On top of all of this, our government is now trying to rush a new stimulus through Congress. This package places us on a slippery slope to socialism. Redistributing wealth is comparable to a doctor telling a cancer patient that cigarette abstinence will cure them. The government is purchasing a stake in private companies which is nationalization. If our current government cannot run this country without a massive deficit, why should we trust them to run a company? The common answer would be that “We need to save jobs.” The goal of an economy is not jobs: it is production. Jobs are merely a byproduct of production.
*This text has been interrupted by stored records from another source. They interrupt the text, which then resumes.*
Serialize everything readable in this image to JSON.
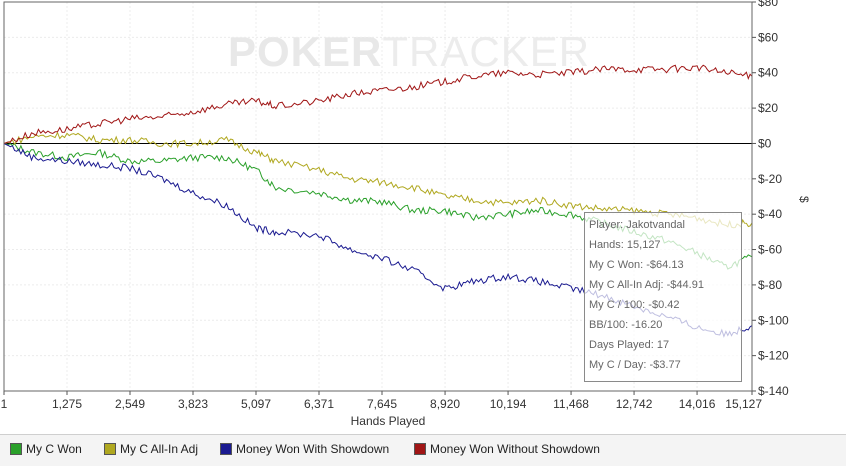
{
  "chart_data": {
    "type": "line",
    "title": "",
    "xlabel": "Hands Played",
    "ylabel": "$",
    "xlim": [
      1,
      15127
    ],
    "ylim": [
      -140,
      80
    ],
    "x_ticks": [
      "1",
      "1,275",
      "2,549",
      "3,823",
      "5,097",
      "6,371",
      "7,645",
      "8,920",
      "10,194",
      "11,468",
      "12,742",
      "14,016",
      "15,127"
    ],
    "y_ticks": [
      "$80",
      "$60",
      "$40",
      "$20",
      "$0",
      "$-20",
      "$-40",
      "$-60",
      "$-80",
      "$-100",
      "$-120",
      "$-140"
    ],
    "series": [
      {
        "name": "My C Won",
        "color": "#2aa02a",
        "x": [
          1,
          600,
          1275,
          1900,
          2549,
          3200,
          3823,
          4500,
          5097,
          5500,
          6371,
          7000,
          7645,
          8300,
          8920,
          9500,
          10194,
          10800,
          11468,
          12100,
          12742,
          13400,
          14016,
          14600,
          15127
        ],
        "values": [
          0,
          -5,
          -8,
          -5,
          -10,
          -10,
          -8,
          -8,
          -15,
          -25,
          -28,
          -32,
          -33,
          -38,
          -38,
          -42,
          -40,
          -38,
          -40,
          -45,
          -50,
          -55,
          -62,
          -70,
          -64.13
        ]
      },
      {
        "name": "My C All-In Adj",
        "color": "#b0a820",
        "x": [
          1,
          600,
          1275,
          1900,
          2549,
          3200,
          3823,
          4500,
          5097,
          5500,
          6371,
          7000,
          7645,
          8300,
          8920,
          9500,
          10194,
          10800,
          11468,
          12100,
          12742,
          13400,
          14016,
          14600,
          15127
        ],
        "values": [
          0,
          4,
          5,
          2,
          2,
          0,
          0,
          2,
          -5,
          -10,
          -15,
          -20,
          -22,
          -25,
          -30,
          -32,
          -34,
          -32,
          -35,
          -37,
          -38,
          -40,
          -42,
          -46,
          -44.91
        ]
      },
      {
        "name": "Money Won With Showdown",
        "color": "#1a1a90",
        "x": [
          1,
          600,
          1275,
          1900,
          2549,
          3200,
          3823,
          4500,
          5097,
          5500,
          6371,
          7000,
          7645,
          8300,
          8920,
          9500,
          10194,
          10800,
          11468,
          12100,
          12742,
          13400,
          14016,
          14600,
          15127
        ],
        "values": [
          0,
          -8,
          -10,
          -12,
          -14,
          -20,
          -28,
          -35,
          -48,
          -50,
          -52,
          -60,
          -65,
          -72,
          -82,
          -78,
          -75,
          -78,
          -82,
          -86,
          -92,
          -98,
          -104,
          -108,
          -103
        ]
      },
      {
        "name": "Money Won Without Showdown",
        "color": "#a01515",
        "x": [
          1,
          600,
          1275,
          1900,
          2549,
          3200,
          3823,
          4500,
          5097,
          5500,
          6371,
          7000,
          7645,
          8300,
          8920,
          9500,
          10194,
          10800,
          11468,
          12100,
          12742,
          13400,
          14016,
          14600,
          15127
        ],
        "values": [
          0,
          6,
          8,
          11,
          14,
          15,
          18,
          22,
          24,
          21,
          24,
          28,
          30,
          32,
          35,
          38,
          40,
          39,
          40,
          42,
          42,
          42,
          43,
          40,
          38
        ]
      }
    ],
    "legend_position": "bottom",
    "grid": true
  },
  "watermark": {
    "bold": "POKER",
    "thin": "TRACKER"
  },
  "tooltip": {
    "lines": [
      "Player: Jakotvandal",
      "Hands: 15,127",
      "My C Won: -$64.13",
      "My C All-In Adj: -$44.91",
      "My C / 100: -$0.42",
      "BB/100: -16.20",
      "Days Played: 17",
      "My C / Day: -$3.77"
    ]
  }
}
A job can be to simply “dig a hole one day and fill it the next” or whatever the equivalent may be at a desk. This type of job does nothing for our production and instead raises costs with no positive byproduct. Where is the government getting this money? Taxpayers like you and me: People who may be reeling from loss of a house and/or job.

In closing, we would do well to remember how this country got economically strong. The great innovators in our economy are entrepreneurs; not government. From Franklin to Ford we have a strong tradition of great minds innovating the way we do business and in the end, improving our quality of living. Whenever the government over-regulates it becomes more unlikely that we’ll have another great innovator in our time. If we adhere to the Constitution and the advice of the founding fathers, we can again return to a time where innovation is encouraged by the free market. Eventually, someone will invent a better product than what is currently available. This benefits the inventor, consumer, and workers. It is this spirit of Americanism that is commonly referred to the “American Dream.” You are free to rise and fall based on your own merits.